However, as me2 mentioned, wear-environment is critical to consider. If the abrasive particles in the medium being cut are quite large (much larger than the small distributed carbides), then the carbide "plates" provide effective protection and the abrasive cannot cut into the surface and plough away matrix of gouge out carbides as easily. However, if the abrasive particles are relatively small, they might cut between the carbides and so gouge away the matrix and leave the carbides with llittle 'binder' to hold them in place, resulting in faster wear (though still MUCH slower than if there were no carbides at all). In contrast, large carbides generally require that much more "binder" be removed around them before they lose adherence, and small abrasive particles cannot reach deep enough around the carbide to increase wear, they must first wear-down the carbide itself, so resistance is increased. But if the carbides are quite large, they can gouge deep into the matrix around the large carbide and also impact it with sufficient mass to dislodge it, resulting in much quicker tear-out.
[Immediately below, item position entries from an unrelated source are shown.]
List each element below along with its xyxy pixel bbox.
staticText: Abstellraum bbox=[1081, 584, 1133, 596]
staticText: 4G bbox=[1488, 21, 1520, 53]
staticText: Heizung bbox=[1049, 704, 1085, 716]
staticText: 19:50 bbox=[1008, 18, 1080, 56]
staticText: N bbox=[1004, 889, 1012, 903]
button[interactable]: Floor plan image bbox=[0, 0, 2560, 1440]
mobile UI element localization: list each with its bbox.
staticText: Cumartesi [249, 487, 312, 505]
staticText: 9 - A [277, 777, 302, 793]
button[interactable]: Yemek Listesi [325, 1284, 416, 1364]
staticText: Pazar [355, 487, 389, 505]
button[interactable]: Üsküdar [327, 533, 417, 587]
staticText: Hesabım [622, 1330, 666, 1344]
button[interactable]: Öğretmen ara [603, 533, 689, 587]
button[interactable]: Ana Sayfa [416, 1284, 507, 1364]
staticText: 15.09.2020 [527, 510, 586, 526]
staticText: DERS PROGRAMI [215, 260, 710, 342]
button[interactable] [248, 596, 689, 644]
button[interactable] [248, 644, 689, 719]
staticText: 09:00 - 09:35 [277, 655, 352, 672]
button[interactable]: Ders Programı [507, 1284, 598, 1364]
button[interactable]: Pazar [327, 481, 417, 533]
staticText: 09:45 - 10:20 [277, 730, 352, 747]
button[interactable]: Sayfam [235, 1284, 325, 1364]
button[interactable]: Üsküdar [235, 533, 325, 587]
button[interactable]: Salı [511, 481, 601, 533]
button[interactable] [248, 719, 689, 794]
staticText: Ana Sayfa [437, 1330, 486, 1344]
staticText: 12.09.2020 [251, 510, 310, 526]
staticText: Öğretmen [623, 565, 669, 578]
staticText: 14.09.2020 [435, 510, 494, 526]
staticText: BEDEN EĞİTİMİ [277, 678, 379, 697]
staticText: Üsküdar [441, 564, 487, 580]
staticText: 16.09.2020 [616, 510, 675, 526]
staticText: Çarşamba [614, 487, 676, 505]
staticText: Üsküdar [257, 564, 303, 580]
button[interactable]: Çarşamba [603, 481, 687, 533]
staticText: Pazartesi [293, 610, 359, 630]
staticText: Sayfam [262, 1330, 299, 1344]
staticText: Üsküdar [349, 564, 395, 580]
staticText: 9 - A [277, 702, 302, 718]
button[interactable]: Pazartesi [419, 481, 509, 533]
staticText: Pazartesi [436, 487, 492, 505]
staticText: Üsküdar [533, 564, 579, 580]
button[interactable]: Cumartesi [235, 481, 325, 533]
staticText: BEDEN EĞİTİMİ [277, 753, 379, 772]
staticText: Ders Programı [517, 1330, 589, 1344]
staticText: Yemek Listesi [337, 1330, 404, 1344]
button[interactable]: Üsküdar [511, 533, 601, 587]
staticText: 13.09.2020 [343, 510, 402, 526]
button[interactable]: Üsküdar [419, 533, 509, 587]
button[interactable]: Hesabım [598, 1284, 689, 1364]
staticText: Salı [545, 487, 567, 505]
As a curious result of this, one can use the different behaviors to maximize performance not just in use but in manufacture. Large-particle low-grit abrasives are actually more effective at grinding down large-carbide materials vs. small-carbide of the same volume, easing rough shaping of the tool. However, one must then progress to finer abrasives more slowly in order carefully work down the surface/apex in uniform fashion that doesn't leave large craters from carbides tearing out during the low-grit grinding. With small-carbide materials, the behavior toward changes in grit-size is more uniform & predictable. Large particles can chip/flake off large sections of material if the carbide volume is too high, but these are usually less deep so it is easier to polish the surface as one proceeds to finer grits - again, the wear-resistance advantage of small well-distributed carbides.
I don't believe in abrasion wear in modern knives.
I think that most wear is micro and macro deformation, from various sources.
Our hand cutting is not industry cutting. We use different forces, angles, and cut different materials.
Materials are not uniform. We bend, we chip, we roll the edge. We do not use any standard "wear".
Therefore knives with highest hardness and good edge stability works best.